Problem Description
Given three integers k, digit1, and digit2, the task is to find the smallest integer that is strictly larger than k, is a multiple of k, and is composed only of the digits digit1 and/or digit2. If such an integer does not exist or if it exceeds the 32-bit signed integer limit (2^31 - 1), return -1.
Key Insights
- The answer must be a multiple of k and built using only a fixed set of at most two digits.
- Since allowed digits might include 0, care must be taken not to generate numbers with leading zeros.

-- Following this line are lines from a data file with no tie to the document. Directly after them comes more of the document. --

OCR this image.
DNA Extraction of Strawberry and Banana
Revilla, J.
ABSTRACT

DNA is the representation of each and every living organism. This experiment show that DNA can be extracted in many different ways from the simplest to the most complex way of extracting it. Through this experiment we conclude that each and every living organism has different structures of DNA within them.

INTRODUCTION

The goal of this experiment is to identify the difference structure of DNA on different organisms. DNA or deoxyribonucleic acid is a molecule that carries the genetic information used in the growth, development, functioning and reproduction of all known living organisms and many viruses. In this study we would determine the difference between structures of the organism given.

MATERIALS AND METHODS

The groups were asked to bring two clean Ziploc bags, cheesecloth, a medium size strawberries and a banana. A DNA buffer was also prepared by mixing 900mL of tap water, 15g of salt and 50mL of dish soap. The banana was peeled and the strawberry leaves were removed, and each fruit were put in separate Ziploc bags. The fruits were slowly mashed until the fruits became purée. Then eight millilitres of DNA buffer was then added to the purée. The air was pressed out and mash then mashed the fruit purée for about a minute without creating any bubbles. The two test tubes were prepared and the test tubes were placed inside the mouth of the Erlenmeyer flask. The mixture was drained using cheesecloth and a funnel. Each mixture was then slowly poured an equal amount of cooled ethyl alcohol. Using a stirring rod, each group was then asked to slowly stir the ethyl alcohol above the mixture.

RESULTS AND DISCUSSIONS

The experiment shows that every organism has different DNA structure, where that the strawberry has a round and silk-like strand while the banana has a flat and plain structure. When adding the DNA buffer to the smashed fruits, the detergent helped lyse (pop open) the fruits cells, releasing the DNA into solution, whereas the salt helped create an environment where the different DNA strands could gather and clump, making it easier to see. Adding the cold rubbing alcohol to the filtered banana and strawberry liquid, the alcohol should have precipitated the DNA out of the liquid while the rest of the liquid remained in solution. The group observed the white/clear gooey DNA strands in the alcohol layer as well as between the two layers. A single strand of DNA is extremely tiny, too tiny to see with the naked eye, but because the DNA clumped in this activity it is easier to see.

- A Breadth-First Search (BFS) can be used to generate numbers in increasing order (by length and then value) that are composed solely of the allowed digits.
- To avoid generating large numbers unnecessarily, we should check the value against the 32-bit limit during generation.

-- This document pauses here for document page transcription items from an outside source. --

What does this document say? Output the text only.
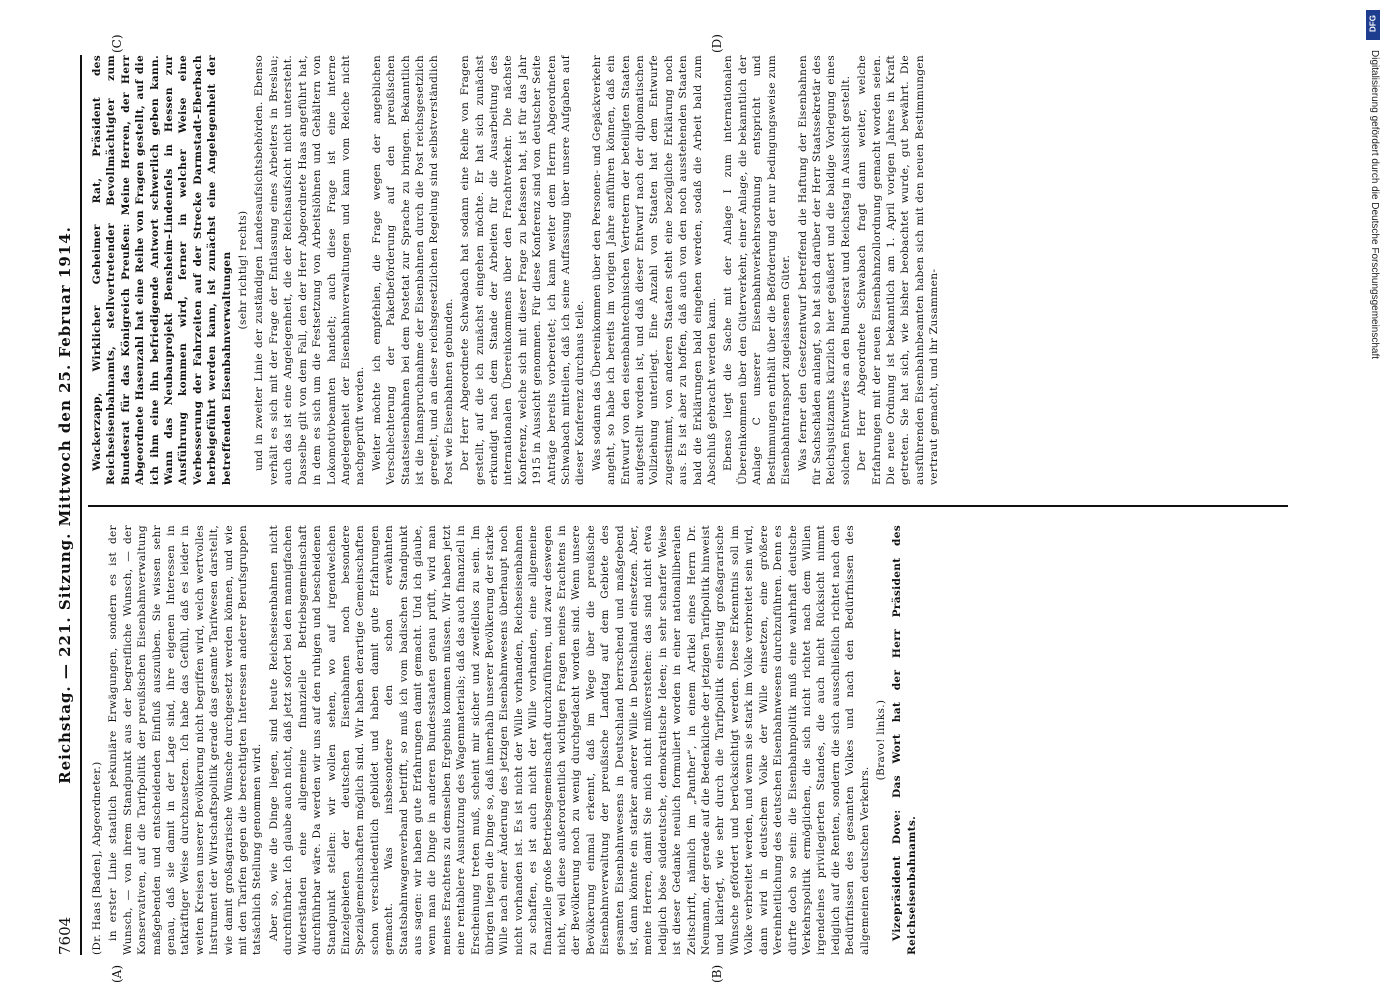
7604
Reichstag. — 221. Sitzung. Mittwoch den 25. Februar 1914.

(Dr. Haas [Baden], Abgeordneter.) in erster Linie staatlich pekuniäre Erwägungen, sondern es ist der Wunsch, — von ihrem Standpunkt aus der begreifliche Wunsch, — der Konservativen, auf die Tarifpolitik der preußischen Eisenbahnverwaltung maßgebenden und entscheidenden Einfluß auszuüben. Sie wissen sehr genau, daß sie damit in der Lage sind, ihre eigenen Interessen in tatkräftiger Weise durchzusetzen. Ich habe das Gefühl, daß es leider in weiten Kreisen unserer Bevölkerung nicht begriffen wird, welch wertvolles Instrument der Wirtschaftspolitik gerade das gesamte Tarifwesen darstellt, wie damit großagrarische Wünsche durchgesetzt werden können, und wie mit den Tarifen gegen die berechtigten Interessen anderer Berufsgruppen tatsächlich Stellung genommen wird. Aber so, wie die Dinge liegen, sind heute Reichseisenbahnen nicht durchführbar. Ich glaube auch nicht, daß jetzt sofort bei den mannigfachen Widerständen eine allgemeine finanzielle Betriebsgemeinschaft durchführbar wäre. Da werden wir uns auf den ruhigen und bescheidenen Standpunkt stellen: wir wollen sehen, wo auf irgendwelchen Einzelgebieten der deutschen Eisenbahnen noch besondere Spezialgemeinschaften möglich sind. Wir haben derartige Gemeinschaften schon verschiedentlich gebildet und haben damit gute Erfahrungen gemacht. Was insbesondere den schon erwähnten Staatsbahnwagenverband betrifft, so muß ich vom badischen Standpunkt aus sagen: wir haben gute Erfahrungen damit gemacht. Und ich glaube, wenn man die Dinge in anderen Bundesstaaten genau prüft, wird man meines Erachtens zu demselben Ergebnis kommen müssen. Wir haben jetzt eine rentablere Ausnutzung des Wagenmaterials; daß das auch finanziell in Erscheinung treten muß, scheint mir sicher und zweifellos zu sein. Im übrigen liegen die Dinge so, daß innerhalb unserer Bevölkerung der starke Wille nach einer Änderung des jetzigen Eisenbahnwesens überhaupt noch nicht vorhanden ist. Es ist nicht der Wille vorhanden, Reichseisenbahnen zu schaffen, es ist auch nicht der Wille vorhanden, eine allgemeine finanzielle große Betriebsgemeinschaft durchzuführen, und zwar deswegen nicht, weil diese außerordentlich wichtigen Fragen meines Erachtens in der Bevölkerung noch zu wenig durchgedacht worden sind. Wenn unsere Bevölkerung einmal erkennt, daß im Wege über die preußische Eisenbahnverwaltung der preußische Landtag auf dem Gebiete des gesamten Eisenbahnwesens in Deutschland herrschend und maßgebend ist, dann könnte ein starker anderer Wille in Deutschland einsetzen. Aber, meine Herren, damit Sie mich nicht mißverstehen: das sind nicht etwa lediglich böse süddeutsche, demokratische Ideen; in sehr scharfer Weise ist dieser Gedanke neulich formuliert worden in einer nationalliberalen Zeitschrift, nämlich im „Panther“, in einem Artikel eines Herrn Dr. Neumann, der gerade auf die Bedenkliche der jetzigen Tarifpolitik hinweist und klarlegt, wie sehr durch die Tarifpolitik einseitig großagrarische Wünsche gefördert und berücksichtigt werden. Diese Erkenntnis soll im Volke verbreitet werden, und wenn sie stark im Volke verbreitet sein wird, dann wird in deutschem Volke der Wille einsetzen, eine größere Vereinheitlichung des deutschen Eisenbahnwesens durchzuführen. Denn es dürfte doch so sein: die Eisenbahnpolitik muß eine wahrhaft deutsche Verkehrspolitik ermöglichen, die sich nicht richtet nach dem Willen irgendeines privilegierten Standes, die auch nicht Rücksicht nimmt lediglich auf die Renten, sondern die sich ausschließlich richtet nach den Bedürfnissen des gesamten Volkes und nach den Bedürfnissen des allgemeinen deutschen Verkehrs.

(Bravo! links.) Vizepräsident Dove: Das Wort hat der Herr Präsident des Reichseisenbahnamts.

Wackerzapp, Wirklicher Geheimer Rat, Präsident des Reichseisenbahnamts, stellvertretender Bevollmächtigter zum Bundesrat für das Königreich Preußen: Meine Herren, der Herr Abgeordnete Hasenzahl hat eine Reihe von Fragen gestellt, auf die ich ihm eine ihn befriedigende Antwort schwerlich geben kann. Wann das Neubauprojekt Bensheim–Lindenfels in Hessen zur Ausführung kommen wird, ferner in welcher Weise eine Verbesserung der Fahrzeiten auf der Strecke Darmstadt–Eberbach herbeigeführt werden kann, ist zunächst eine Angelegenheit der betreffenden Eisenbahnverwaltungen (sehr richtig! rechts) und in zweiter Linie der zuständigen Landesaufsichtsbehörden. Ebenso verhält es sich mit der Frage der Entlassung eines Arbeiters in Breslau; auch das ist eine Angelegenheit, die der Reichsaufsicht nicht untersteht. Dasselbe gilt von dem Fall, den der Herr Abgeordnete Haas angeführt hat, in dem es sich um die Festsetzung von Arbeitslöhnen und Gehältern von Lokomotivbeamten handelt; auch diese Frage ist eine interne Angelegenheit der Eisenbahnverwaltungen und kann vom Reiche nicht nachgeprüft werden. Weiter möchte ich empfehlen, die Frage wegen der angeblichen Verschlechterung der Paketbeförderung auf den preußischen Staatseisenbahnen bei dem Postetat zur Sprache zu bringen. Bekanntlich ist die Inanspruchnahme der Eisenbahnen durch die Post reichsgesetzlich geregelt, und an diese reichsgesetzlichen Regelung sind selbstverständlich Post wie Eisenbahnen gebunden. Der Herr Abgeordnete Schwabach hat sodann eine Reihe von Fragen gestellt, auf die ich zunächst eingehen möchte. Er hat sich zunächst erkundigt nach dem Stande der Arbeiten für die Ausarbeitung des internationalen Übereinkommens über den Frachtverkehr. Die nächste Konferenz, welche sich mit dieser Frage zu befassen hat, ist für das Jahr 1915 in Aussicht genommen. Für diese Konferenz sind von deutscher Seite Anträge bereits vorbereitet; ich kann weiter dem Herrn Abgeordneten Schwabach mitteilen, daß ich seine Auffassung über unsere Aufgaben auf dieser Konferenz durchaus teile. Was sodann das Übereinkommen über den Personen- und Gepäckverkehr angeht, so habe ich bereits im vorigen Jahre anführen können, daß ein Entwurf von den eisenbahntechnischen Vertretern der beteiligten Staaten aufgestellt worden ist, und daß dieser Entwurf nach der diplomatischen Vollziehung unterliegt. Eine Anzahl von Staaten hat dem Entwurfe zugestimmt, von anderen Staaten steht eine bezügliche Erklärung noch aus. Es ist aber zu hoffen, daß auch von den noch ausstehenden Staaten bald die Erklärungen bald eingehen werden, sodaß die Arbeit bald zum Abschluß gebracht werden kann. Ebenso liegt die Sache mit der Anlage I zum internationalen Übereinkommen über den Güterverkehr, einer Anlage, die bekanntlich der Anlage C unserer Eisenbahnverkehrsordnung entspricht und Bestimmungen enthält über die Beförderung der nur bedingungsweise zum Eisenbahntransport zugelassenen Güter. Was ferner den Gesetzentwurf betreffend die Haftung der Eisenbahnen für Sachschäden anlangt, so hat sich darüber der Herr Staatssekretär des Reichsjustizamts kürzlich hier geäußert und die baldige Vorlegung eines solchen Entwurfes an den Bundesrat und Reichstag in Aussicht gestellt. Der Herr Abgeordnete Schwabach fragt dann weiter, welche Erfahrungen mit der neuen Eisenbahnzollordnung gemacht worden seien. Die neue Ordnung ist bekanntlich am 1. April vorigen Jahres in Kraft getreten. Sie hat sich, wie bisher beobachtet wurde, gut bewährt. Die ausführenden Eisenbahnbeamten haben sich mit den neuen Bestimmungen vertraut gemacht, und ihr Zusammen-

(A)	(B)
(C)	(D)
DFG
Digitalisierung gefördert durch die Deutsche Forschungsgemeinschaft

- Using BFS ensures that when a candidate satisfying all conditions is found, it is the smallest possible answer.
Space and Time Complexity
Time Complexity: O(2^(L)) in the worst-case scenario where L is the length (number of digits) of the final answer. Since k and digits are small, practical performance is acceptable. Space Complexity: O(2^(L)) for storing the numbers in the queue during BFS.
Solution
We use a BFS approach:
- Determine the unique allowed digits from digit1 and digit2.
- Initialize the BFS queue with non-zero allowed digits (to avoid leading zeros).

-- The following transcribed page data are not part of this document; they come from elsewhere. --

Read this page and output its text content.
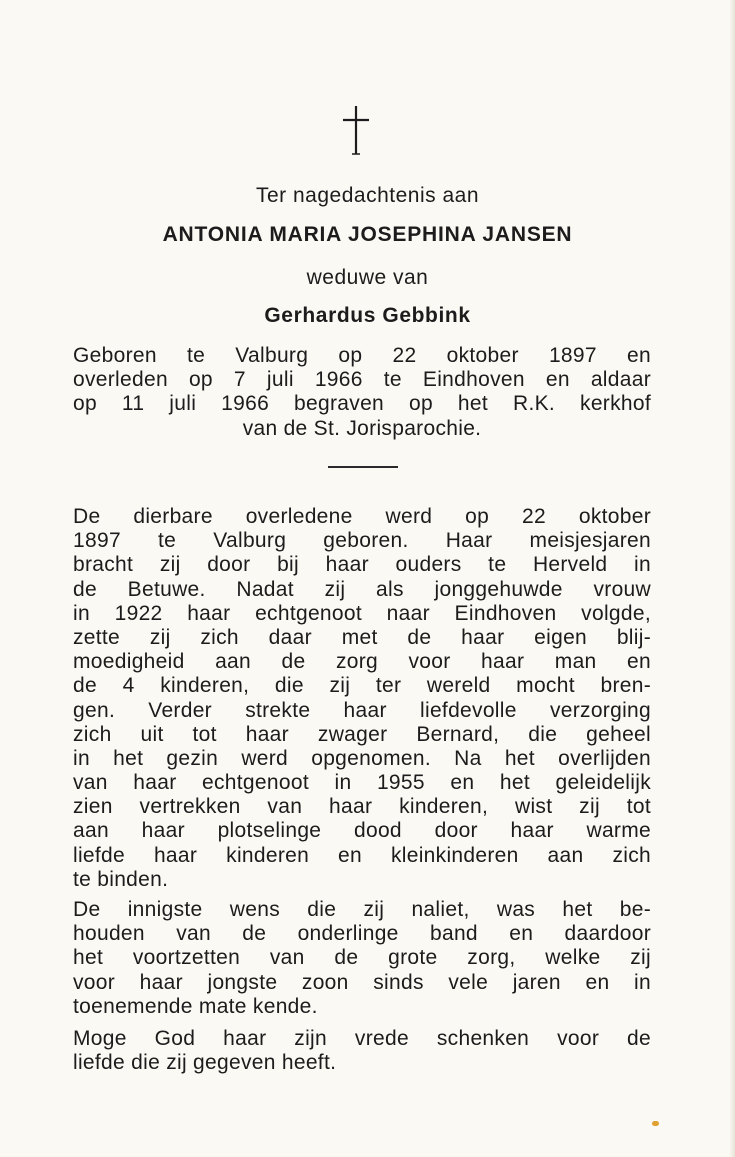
Ter nagedachtenis aan
ANTONIA MARIA JOSEPHINA JANSEN
weduwe van
Gerhardus Gebbink
Geboren te Valburg op 22 oktober 1897 en
overleden op 7 juli 1966 te Eindhoven en aldaar
op 11 juli 1966 begraven op het R.K. kerkhof
van de St. Jorisparochie.
De dierbare overledene werd op 22 oktober
1897 te Valburg geboren. Haar meisjesjaren
bracht zij door bij haar ouders te Herveld in
de Betuwe. Nadat zij als jonggehuwde vrouw
in 1922 haar echtgenoot naar Eindhoven volgde,
zette zij zich daar met de haar eigen blij-
moedigheid aan de zorg voor haar man en
de 4 kinderen, die zij ter wereld mocht bren-
gen. Verder strekte haar liefdevolle verzorging
zich uit tot haar zwager Bernard, die geheel
in het gezin werd opgenomen. Na het overlijden
van haar echtgenoot in 1955 en het geleidelijk
zien vertrekken van haar kinderen, wist zij tot
aan haar plotselinge dood door haar warme
liefde haar kinderen en kleinkinderen aan zich
te binden.
De innigste wens die zij naliet, was het be-
houden van de onderlinge band en daardoor
het voortzetten van de grote zorg, welke zij
voor haar jongste zoon sinds vele jaren en in
toenemende mate kende.
Moge God haar zijn vrede schenken voor de
liefde die zij gegeven heeft.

- For each number string in the queue:
- Convert it to an integer; if the integer is greater than k, a multiple of k, and <= 2^31 - 1, return it.
- Append each allowed digit to generate the next level of numbers.
- If no valid number is generated before the integer limit, return -1.
This method guarantees that the first valid number found is the smallest possible one satisfying all conditions.